- after "Mare Tenebrarum" (2016), Judith Schaechter
Shadows slash across an ambient field: a planetarium
of wildflowers, their interwoven tongues harboring
prophecies preceding your birth— their murmuring
a wind or wave, a plow making a path for the body's
passage, lashed to the back of a mare galloping
toward the woods in the distance. Or the cliff's
edge, or the sea. When you close your eyes, you
can feel time sift its fine powder on your lashes.
Touch one hand to your throat and feel the pulse
slinging toward rapture. With your other hand, make
a gesture that means I welcome all dreams; just keep
the terrors at bay. Every fragment you graze offers
a different fragility in form: millefiori shaken
out of paperweights, translucent twigs, insects
with tearable husks for wings. Thus stirred,
the darkest sea ripples with hidden light.

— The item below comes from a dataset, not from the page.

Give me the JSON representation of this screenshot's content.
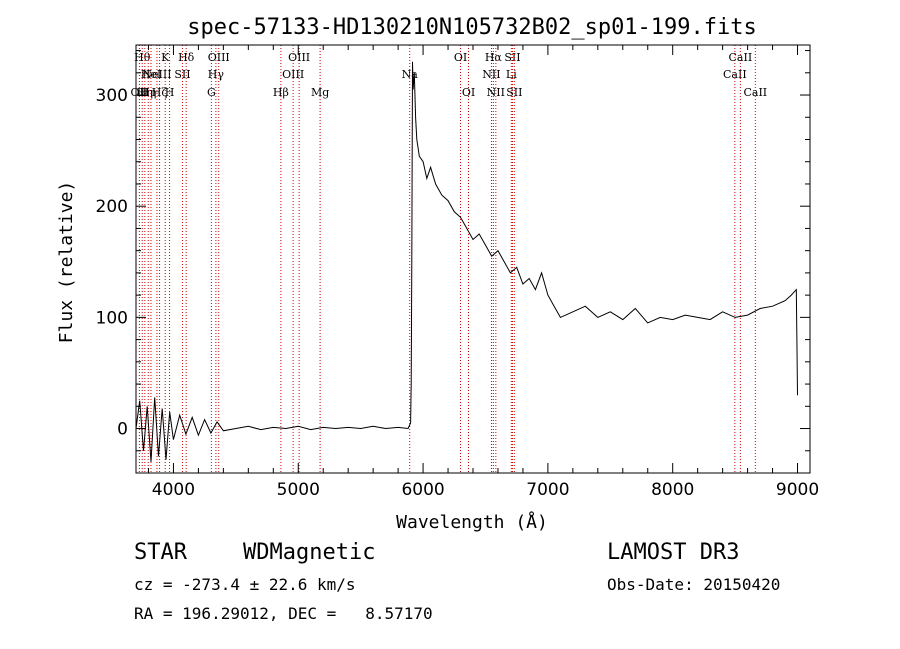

Poet Luisa A. Igloria (Poetry Foundation web page, author webpage ) was recently appointed Poet Laureate of the Commonwealth of Virginia (2020-2022). She is Co-Winner of the 2019 Crab Orchard Open Competition in Poetry for Maps for Migrants and Ghosts (Southern Illinois University Press, September 2020). She is the winner of the 2015 Resurgence Prize (UK), the world’s first major award for ecopoetry, selected by former UK poet laureate Sir Andrew Motion, Alice Oswald, and Jo Shapcott. She is the author of What is Left of Wings, I Ask (2018 Center for the Book Arts Letterpress Chapbook Prize, selected by former US Poet Laureate Natasha Trethewey); Bright as Mirrors Left in the Grass (Kudzu House Press eChapbook selection for Spring 2015), Ode to the Heart Smaller than a Pencil Eraser (Utah State University Press, 2014 May Swenson Prize), Night Willow (Phoenicia Publishing, 2014), The Saints of Streets (University of Santo Tomas Publishing House, 2013), Juan Luna’s Revolver (2009 Ernest Sandeen Prize, University of Notre Dame Press), and nine other books. She is a member of the core faculty of the MFA Creative Writing Program at Old Dominion University which she directed from 2009-2015; she also teaches classes at The Muse Writers’ Center in Norfolk. In 2018, she was the inaugural Glasgow Distinguished Writer in Residence at Washington and Lee University. When she isn’t writing, reading, or teaching, she cooks with her family, knits, hand-binds books, and listens to tango music.